Where were they coming from? Where were they heading?
I have nary a clue.
I don't remember that they were advertising blimps - Hood Milk, Goodyear [or is it Goodrich?] - but they may well have been. I have a vague memory that they were military, but to what end they'd be sailing over Worcester, I can't imagine.
But just seeing them, off in the distance over one or the other of the Worcester hills, was both mysterious, thrilling, magical.
There was a cookie that my mother often bought - some type of butter cookie that came in the shape of toys. I remember a rag doll, a block, and - what could be more wonderful - a blimp.
Although they were exactly the same, other than for their shape, the blimp, my favorite, just tasted better than the others.
Blimp-spotting is more common now than it was then.
During baseball season, on a home game day, all I have to do is look west to see one.
And every time I spot one, it still makes me smile.
Other than the chilling old film of the burning of the Hindenberg - "Oh, the humanity!" - what's not to like about blimps?
Of course, I really don't know much about the distinction among different types of airships. They're all blimps to me, but apparently a dirigible has some type of metal frame that makes it rigid and gives it some strength and maneuverability lacking in the balloon-esque blimp.
Blimp or dirigible, they'll always be blimps to me. So I was delighted to see a recent NY Times article on what may well be a new dawning of the "New Age for Dirigibles."
A French architect, Jean-Marie Massaud, hasn't quite:
...ironed out the technical details, nor has he found financiers or corporate backers for his project — to create a 690-foot zeppelin shaped like a whale, with a luxury hotel attached, that he has named Manned Cloud.
The Manned Cloud.
I like the sound of that.
Sure, Massaud may have his head in the unmanned clouds, but there are others getting in on the act with ideas that, if not more down to earth, exactly, are more tethered to reality. Sort of.
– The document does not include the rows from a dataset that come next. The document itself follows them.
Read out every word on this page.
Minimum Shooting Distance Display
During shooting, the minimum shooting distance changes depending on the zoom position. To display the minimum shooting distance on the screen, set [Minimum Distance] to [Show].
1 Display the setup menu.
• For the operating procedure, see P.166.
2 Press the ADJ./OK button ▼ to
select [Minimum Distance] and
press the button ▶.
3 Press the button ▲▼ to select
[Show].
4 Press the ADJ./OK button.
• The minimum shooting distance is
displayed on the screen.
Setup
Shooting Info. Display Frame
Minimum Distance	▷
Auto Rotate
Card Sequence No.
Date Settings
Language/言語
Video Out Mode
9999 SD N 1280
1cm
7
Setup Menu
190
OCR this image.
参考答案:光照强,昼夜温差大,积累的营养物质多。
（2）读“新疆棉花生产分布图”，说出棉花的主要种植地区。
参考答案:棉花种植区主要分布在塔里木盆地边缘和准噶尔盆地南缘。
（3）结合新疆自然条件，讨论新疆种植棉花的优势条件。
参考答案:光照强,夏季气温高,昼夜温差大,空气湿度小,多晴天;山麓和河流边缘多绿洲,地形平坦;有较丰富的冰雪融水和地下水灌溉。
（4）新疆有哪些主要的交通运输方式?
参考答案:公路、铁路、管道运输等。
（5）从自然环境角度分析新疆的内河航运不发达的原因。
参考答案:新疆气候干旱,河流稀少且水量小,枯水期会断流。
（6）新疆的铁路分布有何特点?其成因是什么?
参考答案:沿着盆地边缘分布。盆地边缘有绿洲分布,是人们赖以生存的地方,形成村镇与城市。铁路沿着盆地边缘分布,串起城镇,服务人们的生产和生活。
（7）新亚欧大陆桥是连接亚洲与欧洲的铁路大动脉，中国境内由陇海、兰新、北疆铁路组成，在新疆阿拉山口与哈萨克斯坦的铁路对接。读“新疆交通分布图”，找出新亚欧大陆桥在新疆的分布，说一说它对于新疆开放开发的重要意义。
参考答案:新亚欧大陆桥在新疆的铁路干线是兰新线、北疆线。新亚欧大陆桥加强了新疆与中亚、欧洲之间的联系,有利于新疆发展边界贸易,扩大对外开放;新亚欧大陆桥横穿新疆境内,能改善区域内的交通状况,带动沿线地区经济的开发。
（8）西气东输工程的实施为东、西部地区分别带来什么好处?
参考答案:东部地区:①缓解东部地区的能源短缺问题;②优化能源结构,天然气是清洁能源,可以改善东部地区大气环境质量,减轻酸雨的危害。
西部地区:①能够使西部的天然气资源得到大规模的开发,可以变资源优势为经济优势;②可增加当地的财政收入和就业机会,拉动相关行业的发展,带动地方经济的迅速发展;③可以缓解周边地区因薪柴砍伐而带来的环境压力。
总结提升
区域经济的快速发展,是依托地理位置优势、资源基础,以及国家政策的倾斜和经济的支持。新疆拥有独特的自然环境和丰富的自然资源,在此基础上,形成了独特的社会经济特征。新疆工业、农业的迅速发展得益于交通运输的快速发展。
The French postal service is looking into using them to get the mail to their overseas territories.
And a Canadian company, Sky Hook, has hooked up with Boeing to develop an airship that can do some heavy lifting - 40 tons, to be exact. SkyHook's tagline is "taking industry beyond the last mile", and the thinking behind it is that this is a more environmentally friendly way to get at (and extract resources from) mines, forests, and the petro-chemical underground. (Okay, you can argue that we should be leaving all that wilderness beyond the last mile alone, but we all know that we will hunt the last natural resource down with the avidity of rat scratching through a garbage bag to find that last chicken bone. So we might as well not wreck all the environs building roads and sending kazillion pound trucks in over all that fragile tundra and rainforest.)
Other companies looking into airships for ocean crossings. Given that the Queen Mary is making a resurgence with Atlantic crossings, there may well be an audience for those who want to poke along in an airship (which, according to The Times, over 400,000 souls - Oh, the humanity - did before the Hindenberg exploded in Lakehurst, NJ). And, of course, it takes less time to poke along in an airship than it does to poke along in a ship-ship.
In an article on Good Clean Tech notes that they can go 150 m.p.h., so a trip from London to NY would take 26 hours. (I think I'd rather take in the other direction, with the wind to my back.)
There's also some sight-seeing potential - there are $500 a pop tours over Monterey Bay run by an outfit called Airship Ventures - but they're not likely to see a lot of build up, I suspect, in places where the weather is really terrible for, say, 6 months out of every year.
A number of airship ventures, apparently, haven't quite gotten off the ground. But with concerns about jet fuel costs, not to mention that environmental depredations visited upon us every time we take flight in a big old jet plane, the time for the airship may well have come.
The Manned Cloud may never take wing, but I like the idea of it.
And maybe, just maybe, someday I'll get a chance to sail around in a blimp.
Hello, I just stumbled across your blog doing a google search for a Sigg Blimp bottle. I, too, absolutely adore blimps and am planning to ride one next week!
ReplyDeleteIf you are ever in California, the company is called Airship Ventures, you can find them on the web.
Just reading your post made me smile. Indeed, what is there NOT to love about a blimp?
Oops, sorry, I didn't realize you knew about Airship Ventures until after I left my comment. They do offer smaller tours for $199 now.